Listériose : épidémie en France liée à des fromages contaminés – Symptômes, risques et conduite à tenir

Depuis juin 2025, la France connaît une série de cas de listériose invasive liés à la consommation de fromages à pâte molle au lait pasteurisé issus d’un même site de production. Vingt et un cas confirmés, dont deux décès, ont été rapportés, majoritairement chez des patients présentant un terrain à risque. La bactérie incriminée, Listeria monocytogenes, constitue une cause majeure d’infections graves d’origine alimentaire dans les pays industrialisés. Cette situation rappelle l’importance, pour les professionnels de santé et particulièrement les pharmaciens, d’identifier précocement les patients exposés et de savoir orienter vers une prise en charge adaptée.

Par Thomas Kassab, publié le 13 août 2025

Listériose : épidémie en France liée à des fromages contaminés – Symptômes, risques et conduite à tenir

Situation épidémiologique

Les analyses épidémiologiques menées par Santé publique France ont établi un lien entre les cas et des lots de fromages distribués jusqu’au 9 août 2025. Les produits concernés, issus de la fromagerie Chavegrand (Creuse), ont été retirés des circuits de distribution. La capacité de L. monocytogenes à se multiplier à des températures de réfrigération et à persister dans les environnements de production alimentaire explique la propagation silencieuse de cette contamination.

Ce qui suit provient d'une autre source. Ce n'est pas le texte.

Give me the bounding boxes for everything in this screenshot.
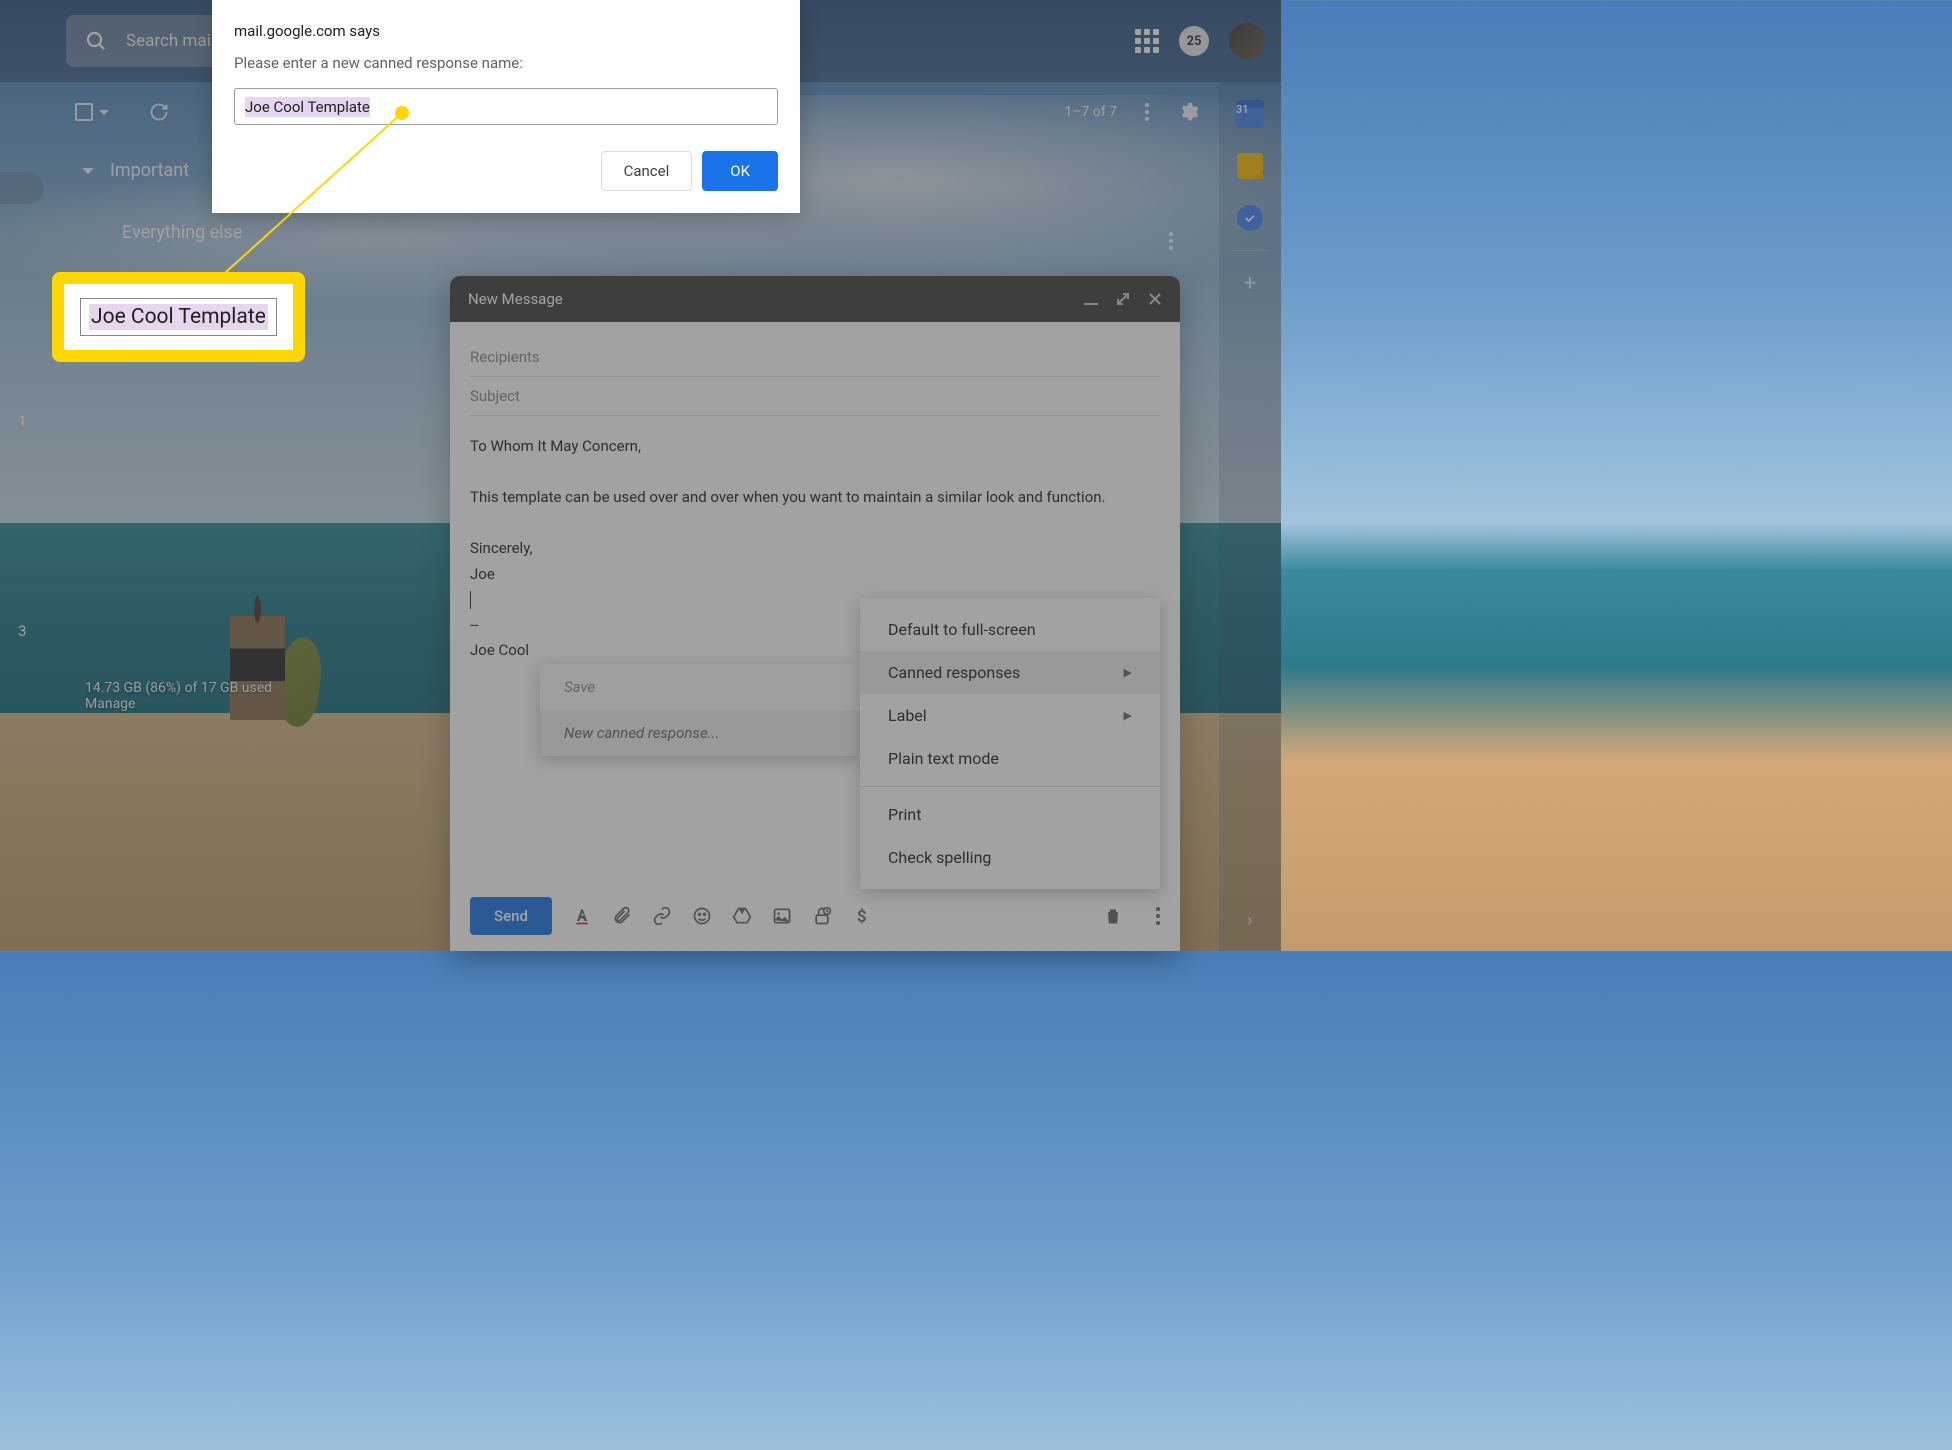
prompt-dialog: mail.google.com says Please enter a new … <box>212 0 800 213</box>
callout-text: Joe Cool Template <box>89 304 268 330</box>
cancel-button[interactable]: Cancel <box>601 151 693 191</box>
callout-dot <box>395 106 409 120</box>
dialog-input[interactable]: Joe Cool Template <box>234 88 778 125</box>
dialog-origin: mail.google.com says <box>234 22 778 40</box>
dialog-message: Please enter a new canned response name: <box>234 54 778 72</box>
dialog-input-value: Joe Cool Template <box>245 97 370 117</box>
callout-box: Joe Cool Template <box>52 272 305 362</box>
ok-button[interactable]: OK <box>702 151 778 191</box>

Pathogénie et populations vulnérables

La listériose humaine survient principalement après ingestion d’aliments contaminés. L. monocytogenes franchit la barrière intestinale par translocation cellulaire, rejoint la circulation sanguine et peut envahir le système nerveux central ou le placenta. Les populations à haut risque sont bien connues : femmes enceintes (avec risque fœtal majeur), sujets âgés, patients immunodéprimés ou porteurs de comorbidités chroniques.

Présentation clinique

La période d’incubation peut atteindre 70 jours, rendant la corrélation alimentaire parfois complexe. Les manifestations vont de la bactériémie fébrile isolée aux formes neurologiques sévères (méningite, encéphalite, abcès cérébraux). Chez la femme enceinte, l’infection est souvent paucisymptomatique, mais les conséquences obstétricales peuvent être dramatiques : avortement spontané, mort fœtale in utero, infection néonatale précoce.

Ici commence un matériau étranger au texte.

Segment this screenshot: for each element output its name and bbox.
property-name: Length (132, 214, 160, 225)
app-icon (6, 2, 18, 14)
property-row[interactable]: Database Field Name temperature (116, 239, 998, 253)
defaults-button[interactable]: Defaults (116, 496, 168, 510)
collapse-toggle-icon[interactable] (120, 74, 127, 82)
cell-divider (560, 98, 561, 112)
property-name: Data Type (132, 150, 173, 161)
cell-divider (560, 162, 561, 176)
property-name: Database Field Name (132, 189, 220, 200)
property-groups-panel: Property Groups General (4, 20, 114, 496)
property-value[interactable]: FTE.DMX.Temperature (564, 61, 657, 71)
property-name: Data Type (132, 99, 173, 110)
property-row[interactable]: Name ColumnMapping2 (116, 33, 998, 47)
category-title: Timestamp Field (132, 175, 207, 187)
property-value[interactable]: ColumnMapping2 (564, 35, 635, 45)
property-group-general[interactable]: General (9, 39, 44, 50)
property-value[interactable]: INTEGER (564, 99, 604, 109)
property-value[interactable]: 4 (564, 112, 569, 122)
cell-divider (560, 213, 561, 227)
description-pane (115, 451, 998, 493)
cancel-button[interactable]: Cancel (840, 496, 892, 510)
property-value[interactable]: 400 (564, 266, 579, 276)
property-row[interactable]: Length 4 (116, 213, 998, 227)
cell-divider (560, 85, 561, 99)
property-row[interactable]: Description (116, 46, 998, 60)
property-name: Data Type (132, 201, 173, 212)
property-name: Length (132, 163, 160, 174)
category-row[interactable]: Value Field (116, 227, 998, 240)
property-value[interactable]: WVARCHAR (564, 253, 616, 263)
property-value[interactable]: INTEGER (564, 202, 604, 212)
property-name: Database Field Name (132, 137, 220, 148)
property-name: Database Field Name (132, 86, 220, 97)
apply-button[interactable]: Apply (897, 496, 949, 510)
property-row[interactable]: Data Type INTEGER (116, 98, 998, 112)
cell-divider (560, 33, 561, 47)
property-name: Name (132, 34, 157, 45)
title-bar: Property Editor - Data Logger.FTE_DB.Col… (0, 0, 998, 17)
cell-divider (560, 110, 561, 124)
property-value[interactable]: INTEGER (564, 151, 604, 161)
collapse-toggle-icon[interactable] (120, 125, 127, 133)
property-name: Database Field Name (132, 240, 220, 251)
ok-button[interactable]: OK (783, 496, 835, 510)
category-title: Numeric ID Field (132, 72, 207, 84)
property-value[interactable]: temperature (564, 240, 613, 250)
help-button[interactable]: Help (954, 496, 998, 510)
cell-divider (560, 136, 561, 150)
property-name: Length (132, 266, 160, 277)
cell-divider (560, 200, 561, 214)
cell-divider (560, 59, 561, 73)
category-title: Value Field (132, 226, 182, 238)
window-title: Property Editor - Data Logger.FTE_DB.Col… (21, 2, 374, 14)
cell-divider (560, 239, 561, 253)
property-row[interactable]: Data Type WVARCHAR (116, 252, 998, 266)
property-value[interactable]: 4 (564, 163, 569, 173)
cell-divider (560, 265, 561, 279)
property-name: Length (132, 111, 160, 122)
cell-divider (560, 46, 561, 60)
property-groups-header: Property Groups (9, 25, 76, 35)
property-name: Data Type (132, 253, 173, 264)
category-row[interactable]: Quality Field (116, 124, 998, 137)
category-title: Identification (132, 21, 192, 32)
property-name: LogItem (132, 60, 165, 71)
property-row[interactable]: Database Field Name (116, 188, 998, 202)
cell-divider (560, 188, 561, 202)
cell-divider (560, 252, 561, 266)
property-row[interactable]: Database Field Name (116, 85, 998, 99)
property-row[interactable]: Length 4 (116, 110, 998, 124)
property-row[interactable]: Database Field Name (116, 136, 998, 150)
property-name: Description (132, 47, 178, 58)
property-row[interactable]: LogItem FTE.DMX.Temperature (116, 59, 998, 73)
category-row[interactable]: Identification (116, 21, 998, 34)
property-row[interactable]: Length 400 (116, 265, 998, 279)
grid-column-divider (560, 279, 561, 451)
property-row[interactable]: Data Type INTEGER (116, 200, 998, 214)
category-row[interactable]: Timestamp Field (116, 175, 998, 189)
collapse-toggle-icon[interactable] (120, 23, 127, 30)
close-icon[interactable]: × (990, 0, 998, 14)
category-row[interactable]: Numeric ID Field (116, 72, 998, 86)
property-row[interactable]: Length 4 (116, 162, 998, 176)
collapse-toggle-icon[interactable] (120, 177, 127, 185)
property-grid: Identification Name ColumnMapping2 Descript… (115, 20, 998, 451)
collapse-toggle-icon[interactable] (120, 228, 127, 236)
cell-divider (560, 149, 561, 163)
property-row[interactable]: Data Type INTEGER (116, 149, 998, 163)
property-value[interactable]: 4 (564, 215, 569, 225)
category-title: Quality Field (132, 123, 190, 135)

Conduite à tenir pour le pharmacien

Le rôle officinal est crucial dans l’identification et le conseil aux patients exposés.

  • En absence de symptômes : informer sur la durée d’incubation et recommander une surveillance clinique active pendant huit semaines. Chez la femme enceinte, orienter systématiquement vers une consultation médicale pour discussion d’une antibioprophylaxie (amoxicilline per os).

  • En présence de signes évocateurs (fièvre ≥ 38 °C, céphalées, signes neurologiques, troubles digestifs persistants) : recommander une prise en charge hospitalière immédiate.

Prise en charge thérapeutique

Le traitement de référence des formes invasives repose sur l’amoxicilline IV à forte dose, associée ou non à la gentamicine pendant les premiers jours, en fonction de la sévérité. Les céphalosporines de 3ᵉ génération sont inefficaces contre L. monocytogenes. Chez la femme enceinte, l’amoxicilline est également l’antibiotique de choix, y compris en prophylaxie.

Prévention

La prévention repose sur l’éviction des produits à risque par les populations vulnérables, le respect strict de la chaîne du froid et une hygiène rigoureuse dans la manipulation des aliments. Les pharmaciens, en tant que professionnels de premier recours, jouent un rôle clé dans le relais des recommandations sanitaires et la détection précoce des cas suspects.